Firewalld bloquea o elimina el acceso a ciertos puertos a menos que se agreguen a una zona de firewall. Esta publicación describe los pasos para agregar fuentes, servicios y puertos a las zonas de firewall en los sistemas CentOS/RHEL 7 y 8.
Agregar servicio a la zona del cortafuegos
Agregar un servicio a una zona es la forma más sencilla de configurar el firewall.
– Para permitir el acceso a un nuevo servicio, use la opción de servicio “–add-service”.
– Incluya el “–permanent ” para hacer que la regla sea persistente en los reinicios.
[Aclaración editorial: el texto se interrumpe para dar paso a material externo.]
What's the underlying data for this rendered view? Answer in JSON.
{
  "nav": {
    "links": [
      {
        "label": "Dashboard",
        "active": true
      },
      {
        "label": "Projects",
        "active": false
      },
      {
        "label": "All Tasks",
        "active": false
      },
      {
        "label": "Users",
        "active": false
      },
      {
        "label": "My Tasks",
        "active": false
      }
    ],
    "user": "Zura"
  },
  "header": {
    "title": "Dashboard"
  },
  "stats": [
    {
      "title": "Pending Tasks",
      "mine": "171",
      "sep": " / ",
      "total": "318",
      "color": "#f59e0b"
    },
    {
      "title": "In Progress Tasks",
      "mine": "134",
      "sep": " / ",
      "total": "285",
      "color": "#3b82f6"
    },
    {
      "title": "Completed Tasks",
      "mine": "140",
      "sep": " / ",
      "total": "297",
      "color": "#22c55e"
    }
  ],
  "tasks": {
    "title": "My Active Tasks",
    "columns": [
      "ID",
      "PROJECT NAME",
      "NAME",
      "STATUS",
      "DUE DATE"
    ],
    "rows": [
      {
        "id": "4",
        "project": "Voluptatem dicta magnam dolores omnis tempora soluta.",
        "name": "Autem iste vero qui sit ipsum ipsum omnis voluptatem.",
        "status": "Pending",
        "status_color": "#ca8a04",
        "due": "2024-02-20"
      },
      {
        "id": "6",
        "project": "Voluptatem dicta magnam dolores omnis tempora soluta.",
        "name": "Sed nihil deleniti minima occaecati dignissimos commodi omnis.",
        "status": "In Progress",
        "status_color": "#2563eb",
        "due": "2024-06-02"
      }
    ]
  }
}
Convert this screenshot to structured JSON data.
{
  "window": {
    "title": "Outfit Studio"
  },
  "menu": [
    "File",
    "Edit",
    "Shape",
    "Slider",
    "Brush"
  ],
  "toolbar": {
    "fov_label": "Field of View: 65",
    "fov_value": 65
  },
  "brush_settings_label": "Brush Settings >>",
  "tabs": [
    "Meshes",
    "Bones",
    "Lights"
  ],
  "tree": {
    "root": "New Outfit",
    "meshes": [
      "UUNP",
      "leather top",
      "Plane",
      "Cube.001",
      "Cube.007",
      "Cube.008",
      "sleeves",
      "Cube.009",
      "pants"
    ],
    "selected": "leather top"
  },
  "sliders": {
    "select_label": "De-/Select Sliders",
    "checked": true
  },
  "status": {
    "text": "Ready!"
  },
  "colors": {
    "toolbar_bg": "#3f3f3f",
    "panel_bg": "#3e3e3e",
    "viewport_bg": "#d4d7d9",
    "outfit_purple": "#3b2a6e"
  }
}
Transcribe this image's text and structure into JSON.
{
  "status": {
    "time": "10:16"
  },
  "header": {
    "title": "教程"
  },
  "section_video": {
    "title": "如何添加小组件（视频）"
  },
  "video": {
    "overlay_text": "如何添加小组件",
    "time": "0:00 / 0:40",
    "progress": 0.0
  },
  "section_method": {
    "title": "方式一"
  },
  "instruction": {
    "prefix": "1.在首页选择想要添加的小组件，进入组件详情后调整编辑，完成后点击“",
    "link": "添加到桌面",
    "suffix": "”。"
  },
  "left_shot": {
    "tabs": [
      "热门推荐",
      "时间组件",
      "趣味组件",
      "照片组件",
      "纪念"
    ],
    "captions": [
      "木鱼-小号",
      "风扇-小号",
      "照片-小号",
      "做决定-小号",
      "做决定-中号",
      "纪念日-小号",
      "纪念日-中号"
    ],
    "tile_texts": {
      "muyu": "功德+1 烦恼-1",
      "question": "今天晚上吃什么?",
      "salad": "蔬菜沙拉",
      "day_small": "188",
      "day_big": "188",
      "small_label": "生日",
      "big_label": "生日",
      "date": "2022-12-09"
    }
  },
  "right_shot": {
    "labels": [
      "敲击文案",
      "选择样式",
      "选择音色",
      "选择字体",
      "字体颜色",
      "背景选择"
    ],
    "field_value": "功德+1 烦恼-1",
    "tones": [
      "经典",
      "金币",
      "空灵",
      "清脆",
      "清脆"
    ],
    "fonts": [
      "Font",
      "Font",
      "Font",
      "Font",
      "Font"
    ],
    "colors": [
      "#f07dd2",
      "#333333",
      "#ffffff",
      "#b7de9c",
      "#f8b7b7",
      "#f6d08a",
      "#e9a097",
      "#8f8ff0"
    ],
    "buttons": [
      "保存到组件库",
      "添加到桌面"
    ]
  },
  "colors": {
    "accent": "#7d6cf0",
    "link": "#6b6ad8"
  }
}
Por ejemplo, para agregar los servicios cockpit, dhcpv6-client, http, https, vnc-server y ssh a la zona interna, usaría el siguiente comando:
# firewall-cmd --add-service cockpit --zone=internal --permanent # firewall-cmd --add-service dhcpv6-client --zone=internal --permanent # firewall-cmd --add-service http --zone=internal --permanent # firewall-cmd --add-service https --zone=internal --permanent # firewall-cmd --add-service vnc-server --zone=internal --permanent # firewall-cmd --add-service ssh --zone=internal --permanent
Gestionar el tráfico entrante a una zona en función de la fuente de tráfico
Para permitir el tráfico entrante desde un nodo de envío, use el siguiente comando:
# firewall-cmd --add-source=10.1.2.3 --zone=internal --permanent
Administrar tráfico de red
– El tráfico de red a través de los servicios de la zona utiliza los puertos de esos servicios.
– Los puertos deben estar abiertos para aceptar el tráfico, puede abrir puertos adicionales para el acceso a la red especificando el número de puerto y el protocolo asociado.
– Utilice el “–add-port ” opción para permitir el acceso a puertos específicos. Los puertos se deben especificar con el formato:número de puerto/tipo de puerto.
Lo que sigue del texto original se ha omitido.